Do you ever have one of those days when it feels like the universe is trying to hit you over the head with a message? Days when you hear the same message again and again—and it’s just the message you needed to hear?
I had one of those days last Monday. Frazzled and anxious about embarking on a new venture—one that I’m excited about but also one with unknown outcomes--I was second guessing myself and my plans. After work, I headed to yoga to stretch and move and center myself.
My teacher began our class as she often does: she asked us to sit quietly with our eyes closed while she read a selection from Mark Nepo’s The Book of Awakening, a collection of daily meditations. In her calming voice, she read:
“All the buried seeds
Crack open in the dark
The instant they surrender
To a process they can’t see.”
For an instant, my eyes flew open. Just that day, I had encountered the image of the seed cracking open in the dark, but where? In my stressed out state, my day already seemed a blur.
I closed my eyes and tried to focus as my teacher guided us through our warm up poses, but again and again, my mind kept coming back to that image of the seed cracking its hard shell to produce new life. Where had I heard that?
After about fifteen minutes, it hit me: the metaphor appeared in the reading for my African-American history class.
My students were engaged in a role play. They are portraying Civil Rights activists debating the location and nature of their next protest. They are reading the words of Civil Rights workers and trying to place themselves in the minds and hearts of the activists who laid their bodies and lives on the line to fight for justice.
On Monday, we were reading about Myles Horton and his Highlander Folk School in Monteagle, Tennessee. Horton was a remarkable man. Raised on a hardscrabble Tennessee farm, he enrolled in Campbell University to study for the ministry. Profoundly moved by his experiences ministering to poor mountain communities, Horton co-founded the Highlander Folk School, a training and education center dedicated to the radical idea that ordinary people could collectively achieve social justice. Highlander worked with labor unions and civil rights activists to develop non-violent strategies for social change. Well-known civil rights activists like Rosa Parks, Septima Clark, and John Lewis studied at the Highlander School. In the 1940s and 1950s, Horton’s work was considered radical by Tennessee officials not least because Highlander hosted meetings with interracial audiences, a clear violation of the state’s segregation laws. Horton faced harassment, legal action, and threats on his life.

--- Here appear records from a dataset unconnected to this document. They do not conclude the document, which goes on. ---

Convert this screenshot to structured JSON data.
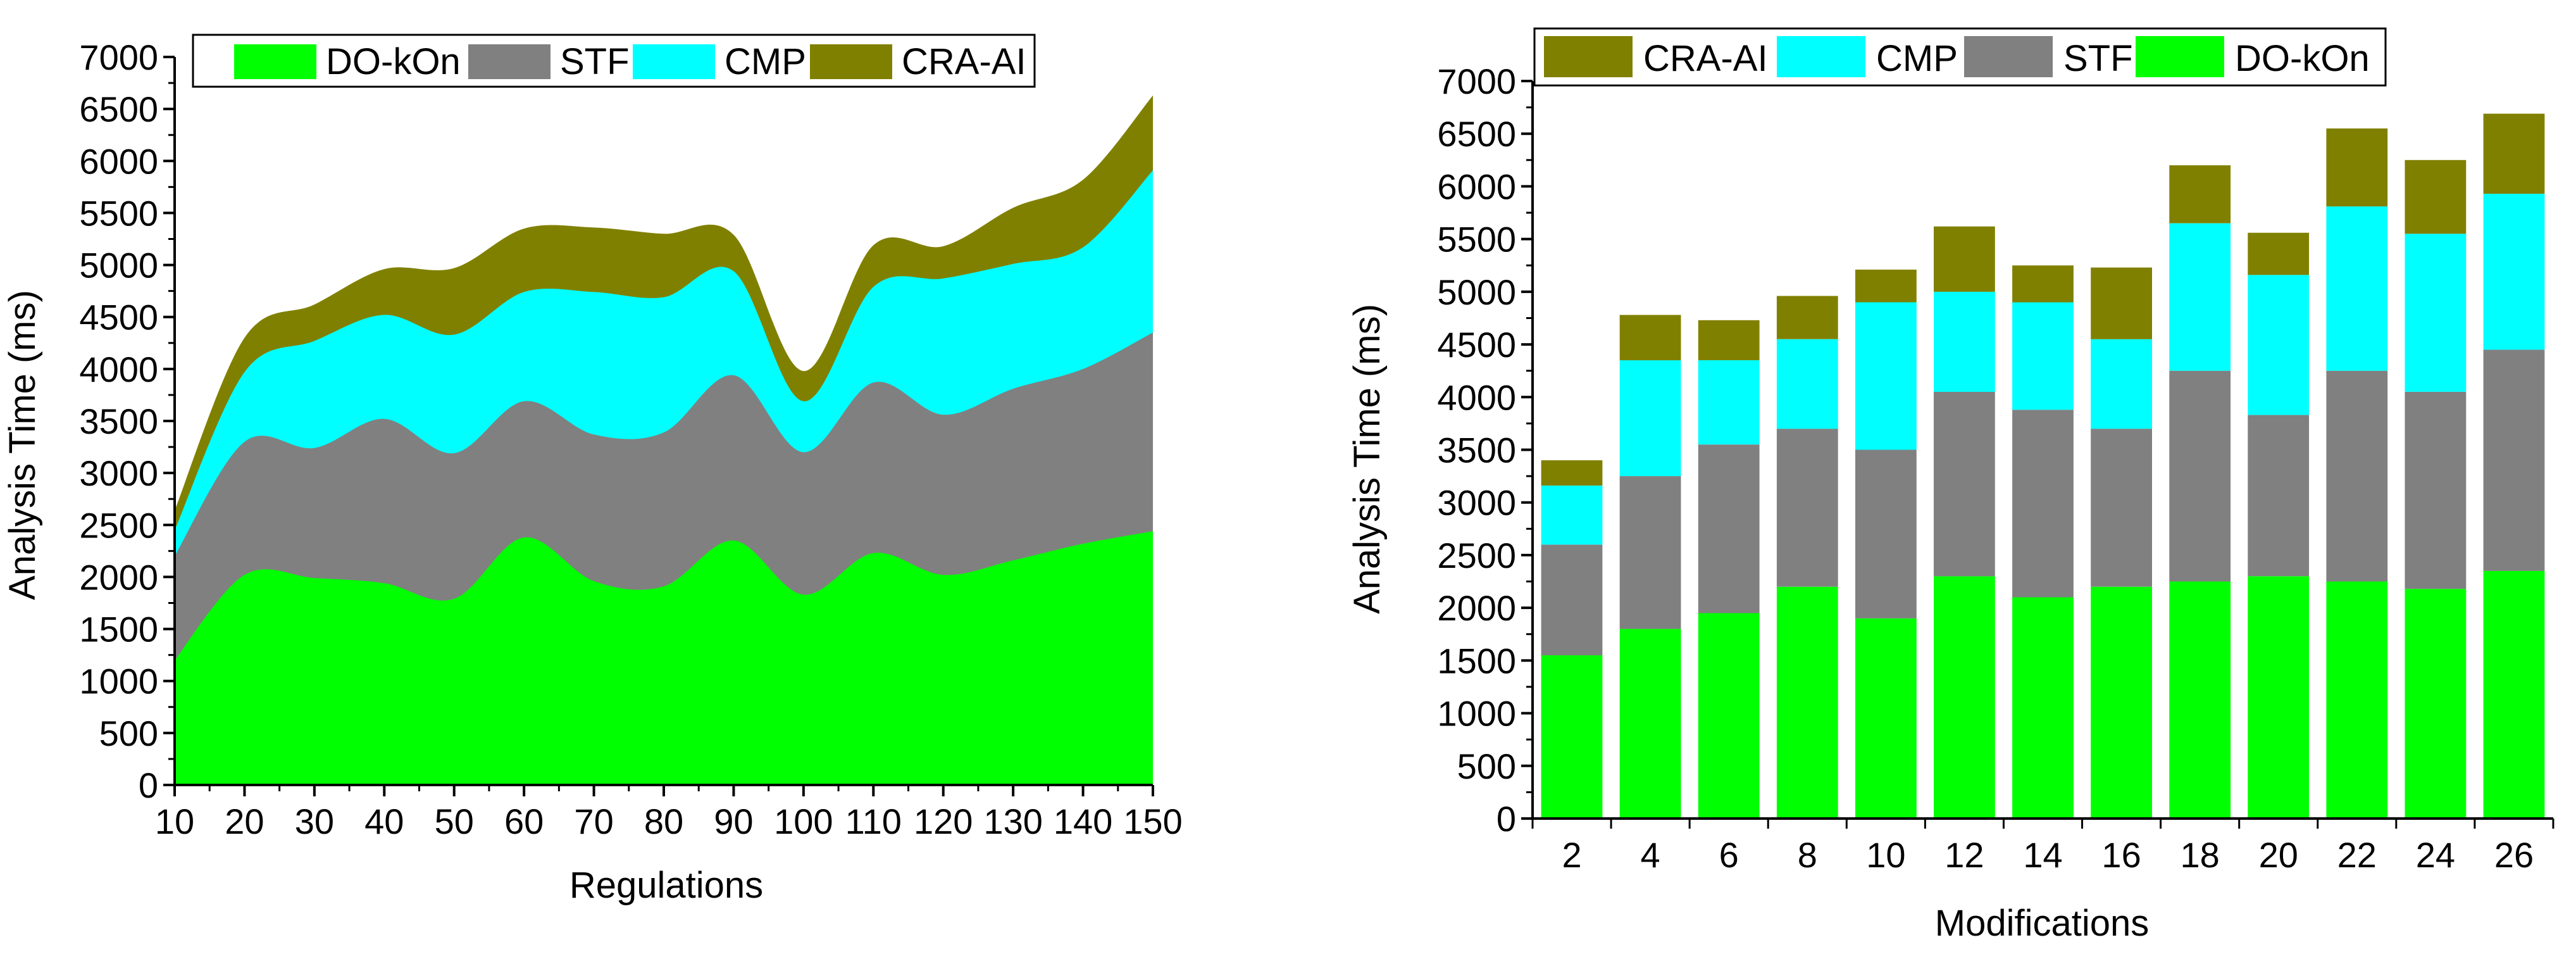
{
  "colors": {
    "DO-kOn": "#00ff00",
    "STF": "#808080",
    "CMP": "#00ffff",
    "CRA-AI": "#808000",
    "axis": "#000000"
  },
  "chart_data": [
    {
      "type": "area",
      "stacked": true,
      "smooth": true,
      "title": "",
      "xlabel": "Regulations",
      "ylabel": "Analysis Time (ms)",
      "xlim": [
        10,
        150
      ],
      "ylim": [
        0,
        7000
      ],
      "x_ticks": [
        "10",
        "20",
        "30",
        "40",
        "50",
        "60",
        "70",
        "80",
        "90",
        "100",
        "110",
        "120",
        "130",
        "140",
        "150"
      ],
      "y_ticks": [
        "0",
        "500",
        "1000",
        "1500",
        "2000",
        "2500",
        "3000",
        "3500",
        "4000",
        "4500",
        "5000",
        "5500",
        "6000",
        "6500",
        "7000"
      ],
      "legend": {
        "placement": "top",
        "entries": [
          "DO-kOn",
          "STF",
          "CMP",
          "CRA-AI"
        ]
      },
      "x": [
        10,
        20,
        30,
        40,
        50,
        60,
        70,
        80,
        90,
        100,
        110,
        120,
        130,
        140,
        150
      ],
      "series": [
        {
          "name": "DO-kOn",
          "values": [
            1200,
            2020,
            1990,
            1940,
            1790,
            2380,
            1960,
            1910,
            2350,
            1830,
            2230,
            2020,
            2160,
            2320,
            2440
          ]
        },
        {
          "name": "STF",
          "values": [
            1000,
            1280,
            1250,
            1580,
            1400,
            1310,
            1410,
            1480,
            1590,
            1370,
            1640,
            1540,
            1650,
            1680,
            1910
          ]
        },
        {
          "name": "CMP",
          "values": [
            250,
            670,
            1030,
            1000,
            1140,
            1050,
            1370,
            1300,
            1000,
            490,
            920,
            1310,
            1200,
            1170,
            1560
          ]
        },
        {
          "name": "CRA-AI",
          "values": [
            190,
            330,
            350,
            440,
            640,
            610,
            620,
            610,
            350,
            290,
            400,
            310,
            540,
            650,
            720
          ]
        }
      ]
    },
    {
      "type": "bar",
      "stacked": true,
      "title": "",
      "xlabel": "Modifications",
      "ylabel": "Analysis Time (ms)",
      "ylim": [
        0,
        7000
      ],
      "y_ticks": [
        "0",
        "500",
        "1000",
        "1500",
        "2000",
        "2500",
        "3000",
        "3500",
        "4000",
        "4500",
        "5000",
        "5500",
        "6000",
        "6500",
        "7000"
      ],
      "categories": [
        "2",
        "4",
        "6",
        "8",
        "10",
        "12",
        "14",
        "16",
        "18",
        "20",
        "22",
        "24",
        "26"
      ],
      "legend": {
        "placement": "top",
        "entries": [
          "CRA-AI",
          "CMP",
          "STF",
          "DO-kOn"
        ]
      },
      "series": [
        {
          "name": "DO-kOn",
          "values": [
            1550,
            1800,
            1950,
            2200,
            1900,
            2300,
            2100,
            2200,
            2250,
            2300,
            2250,
            2180,
            2350
          ]
        },
        {
          "name": "STF",
          "values": [
            1050,
            1450,
            1600,
            1500,
            1600,
            1750,
            1780,
            1500,
            2000,
            1530,
            2000,
            1870,
            2100
          ]
        },
        {
          "name": "CMP",
          "values": [
            560,
            1100,
            800,
            850,
            1400,
            950,
            1020,
            850,
            1400,
            1330,
            1560,
            1500,
            1480
          ]
        },
        {
          "name": "CRA-AI",
          "values": [
            240,
            430,
            380,
            410,
            310,
            620,
            350,
            680,
            550,
            400,
            740,
            700,
            760
          ]
        }
      ]
    }
  ]
}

The students and I talked about Horton’s philosophy of social change. Horton believed that people already possessed the knowledge and skills they needed to solve their own problems. The job of the educator, he said, was to help people analyze their own experiences and learn from the experiences of others in order to develop solutions.

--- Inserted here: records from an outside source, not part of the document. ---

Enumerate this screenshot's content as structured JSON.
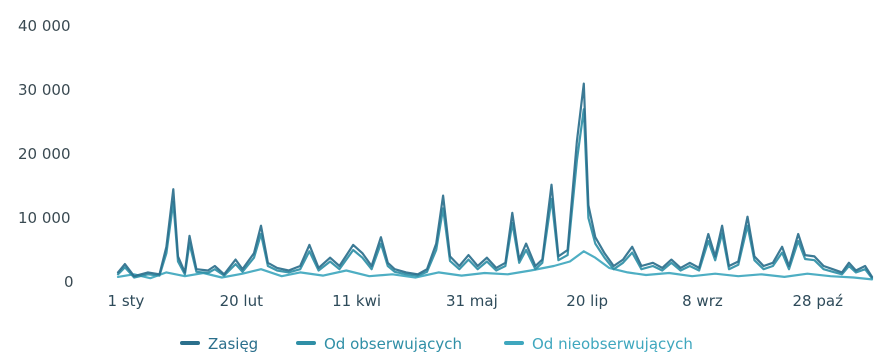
{
  "chart_data": {
    "type": "line",
    "title": "",
    "xlabel": "",
    "ylabel": "",
    "ylim": [
      0,
      40000
    ],
    "yticks": [
      {
        "value": 0,
        "label": "0"
      },
      {
        "value": 10000,
        "label": "10 000"
      },
      {
        "value": 20000,
        "label": "20 000"
      },
      {
        "value": 30000,
        "label": "30 000"
      },
      {
        "value": 40000,
        "label": "40 000"
      }
    ],
    "xticks": [
      {
        "day": 1,
        "label": "1 sty"
      },
      {
        "day": 51,
        "label": "20 lut"
      },
      {
        "day": 101,
        "label": "11 kwi"
      },
      {
        "day": 151,
        "label": "31 maj"
      },
      {
        "day": 201,
        "label": "20 lip"
      },
      {
        "day": 251,
        "label": "8 wrz"
      },
      {
        "day": 301,
        "label": "28 paź"
      }
    ],
    "grid": false,
    "legend_position": "bottom",
    "series": [
      {
        "name": "Zasięg",
        "color": "#2b6f8c",
        "points": [
          [
            1,
            1500
          ],
          [
            4,
            2800
          ],
          [
            8,
            900
          ],
          [
            14,
            1500
          ],
          [
            19,
            1200
          ],
          [
            22,
            5500
          ],
          [
            25,
            14500
          ],
          [
            27,
            4000
          ],
          [
            30,
            1500
          ],
          [
            32,
            7200
          ],
          [
            35,
            2000
          ],
          [
            40,
            1800
          ],
          [
            43,
            2500
          ],
          [
            47,
            1200
          ],
          [
            52,
            3500
          ],
          [
            55,
            2000
          ],
          [
            60,
            4500
          ],
          [
            63,
            8800
          ],
          [
            66,
            3000
          ],
          [
            70,
            2200
          ],
          [
            75,
            1800
          ],
          [
            80,
            2500
          ],
          [
            84,
            5800
          ],
          [
            88,
            2200
          ],
          [
            93,
            3800
          ],
          [
            97,
            2500
          ],
          [
            103,
            5800
          ],
          [
            107,
            4500
          ],
          [
            111,
            2500
          ],
          [
            115,
            7000
          ],
          [
            118,
            3000
          ],
          [
            121,
            2000
          ],
          [
            126,
            1500
          ],
          [
            131,
            1200
          ],
          [
            135,
            2000
          ],
          [
            139,
            6000
          ],
          [
            142,
            13500
          ],
          [
            145,
            4000
          ],
          [
            149,
            2500
          ],
          [
            153,
            4200
          ],
          [
            157,
            2500
          ],
          [
            161,
            3800
          ],
          [
            165,
            2200
          ],
          [
            169,
            3000
          ],
          [
            172,
            10800
          ],
          [
            175,
            3500
          ],
          [
            178,
            6000
          ],
          [
            182,
            2500
          ],
          [
            185,
            3500
          ],
          [
            189,
            15200
          ],
          [
            192,
            4000
          ],
          [
            196,
            5000
          ],
          [
            200,
            22000
          ],
          [
            203,
            31000
          ],
          [
            205,
            12000
          ],
          [
            208,
            7000
          ],
          [
            212,
            4500
          ],
          [
            216,
            2500
          ],
          [
            220,
            3500
          ],
          [
            224,
            5500
          ],
          [
            228,
            2500
          ],
          [
            233,
            3000
          ],
          [
            237,
            2200
          ],
          [
            241,
            3500
          ],
          [
            245,
            2200
          ],
          [
            249,
            3000
          ],
          [
            253,
            2200
          ],
          [
            257,
            7500
          ],
          [
            260,
            4000
          ],
          [
            263,
            8800
          ],
          [
            266,
            2500
          ],
          [
            270,
            3200
          ],
          [
            274,
            10200
          ],
          [
            277,
            4000
          ],
          [
            281,
            2500
          ],
          [
            285,
            3000
          ],
          [
            289,
            5500
          ],
          [
            292,
            2500
          ],
          [
            296,
            7500
          ],
          [
            299,
            4200
          ],
          [
            303,
            4000
          ],
          [
            307,
            2500
          ],
          [
            311,
            2000
          ],
          [
            315,
            1500
          ],
          [
            318,
            3000
          ],
          [
            321,
            1800
          ],
          [
            325,
            2500
          ],
          [
            328,
            800
          ]
        ]
      },
      {
        "name": "Od obserwujących",
        "color": "#2f8fa6",
        "points": [
          [
            1,
            1200
          ],
          [
            4,
            2300
          ],
          [
            8,
            700
          ],
          [
            14,
            1200
          ],
          [
            19,
            1000
          ],
          [
            22,
            4500
          ],
          [
            25,
            12500
          ],
          [
            27,
            3200
          ],
          [
            30,
            1200
          ],
          [
            32,
            6000
          ],
          [
            35,
            1600
          ],
          [
            40,
            1400
          ],
          [
            43,
            2000
          ],
          [
            47,
            1000
          ],
          [
            52,
            2800
          ],
          [
            55,
            1600
          ],
          [
            60,
            3800
          ],
          [
            63,
            7500
          ],
          [
            66,
            2500
          ],
          [
            70,
            1800
          ],
          [
            75,
            1500
          ],
          [
            80,
            2000
          ],
          [
            84,
            4800
          ],
          [
            88,
            1800
          ],
          [
            93,
            3200
          ],
          [
            97,
            2000
          ],
          [
            103,
            5000
          ],
          [
            107,
            3800
          ],
          [
            111,
            2000
          ],
          [
            115,
            6000
          ],
          [
            118,
            2500
          ],
          [
            121,
            1600
          ],
          [
            126,
            1200
          ],
          [
            131,
            1000
          ],
          [
            135,
            1600
          ],
          [
            139,
            5000
          ],
          [
            142,
            11500
          ],
          [
            145,
            3300
          ],
          [
            149,
            2000
          ],
          [
            153,
            3500
          ],
          [
            157,
            2000
          ],
          [
            161,
            3200
          ],
          [
            165,
            1800
          ],
          [
            169,
            2500
          ],
          [
            172,
            9200
          ],
          [
            175,
            3000
          ],
          [
            178,
            5000
          ],
          [
            182,
            2000
          ],
          [
            185,
            3000
          ],
          [
            189,
            13000
          ],
          [
            192,
            3400
          ],
          [
            196,
            4200
          ],
          [
            200,
            19000
          ],
          [
            203,
            27000
          ],
          [
            205,
            10000
          ],
          [
            208,
            6000
          ],
          [
            212,
            3800
          ],
          [
            216,
            2000
          ],
          [
            220,
            3000
          ],
          [
            224,
            4600
          ],
          [
            228,
            2000
          ],
          [
            233,
            2500
          ],
          [
            237,
            1800
          ],
          [
            241,
            3000
          ],
          [
            245,
            1800
          ],
          [
            249,
            2500
          ],
          [
            253,
            1800
          ],
          [
            257,
            6400
          ],
          [
            260,
            3400
          ],
          [
            263,
            7600
          ],
          [
            266,
            2000
          ],
          [
            270,
            2700
          ],
          [
            274,
            8800
          ],
          [
            277,
            3400
          ],
          [
            281,
            2000
          ],
          [
            285,
            2500
          ],
          [
            289,
            4600
          ],
          [
            292,
            2000
          ],
          [
            296,
            6400
          ],
          [
            299,
            3600
          ],
          [
            303,
            3400
          ],
          [
            307,
            2000
          ],
          [
            311,
            1600
          ],
          [
            315,
            1200
          ],
          [
            318,
            2500
          ],
          [
            321,
            1500
          ],
          [
            325,
            2000
          ],
          [
            328,
            600
          ]
        ]
      },
      {
        "name": "Od nieobserwujących",
        "color": "#3fa7be",
        "points": [
          [
            1,
            800
          ],
          [
            8,
            1200
          ],
          [
            15,
            600
          ],
          [
            22,
            1500
          ],
          [
            30,
            900
          ],
          [
            38,
            1400
          ],
          [
            46,
            700
          ],
          [
            55,
            1300
          ],
          [
            63,
            2000
          ],
          [
            72,
            900
          ],
          [
            80,
            1500
          ],
          [
            90,
            1000
          ],
          [
            100,
            1800
          ],
          [
            110,
            900
          ],
          [
            120,
            1200
          ],
          [
            130,
            700
          ],
          [
            140,
            1500
          ],
          [
            150,
            1000
          ],
          [
            160,
            1400
          ],
          [
            170,
            1200
          ],
          [
            180,
            1800
          ],
          [
            190,
            2500
          ],
          [
            197,
            3200
          ],
          [
            203,
            4800
          ],
          [
            208,
            3800
          ],
          [
            214,
            2200
          ],
          [
            222,
            1500
          ],
          [
            230,
            1100
          ],
          [
            240,
            1400
          ],
          [
            250,
            900
          ],
          [
            260,
            1300
          ],
          [
            270,
            900
          ],
          [
            280,
            1200
          ],
          [
            290,
            800
          ],
          [
            300,
            1300
          ],
          [
            310,
            900
          ],
          [
            320,
            700
          ],
          [
            328,
            400
          ]
        ]
      }
    ]
  }
}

Horton understood that change was hard for humans. He wrote, “People have got be to introduced to the pain of growth, and not shy away from it, not be afraid of the pain, not be afraid to be unhappy, not be afraid to be stretched out, not be afraid to be laughed at, not be afraid to grow.”
On Monday, I could really relate to the idea of growth as painful, but as our class discussion unfolded, the students focused on a different image in Horton’s writings. They concentrated on his metaphor that growth was like the sprouting of a seed. He likened the ideas that people had about social change to seeds and he said, “What you do, you develop those seeds [for change]. They’re crusted over, you know, with all kinds of things and the people don’t even know they’re there. We . . . cultivate those seeds. We help prepare the ground for them to grow.”
There was the image—the same image that Mark Nepo used--the image of a seed breaking through its hard outer shell and reaching out tendrils of new growth in the darkness beneath the soil. The seed reaching out in faith that it would grow and develop into a mature plant.
Last Monday, the universe was bombarding me with that image to help me find a new way of thinking about my own new venture—to help me embrace stepping out into the unknown with hope and courage. I can’t say that I’ve stopped second guessing myself, but I keep returning to the image of the seed as a way of understanding my own anxiety. Sometimes the best coping strategy for dealing with our feelings is finding the right image or metaphor for our experience. So this month, I’m going to focus on that image of the seed.
 As told in Mark Nepo, The Book of Awakening, Gale, 2000.
 Myles Horton, The Myles Horton Reader: Education for Social Change, ed. Dale Jacobs (Knoxville: University of Tennessee Press, 2003), 62-63.
 Horton, The Myles Horton Reader, 121.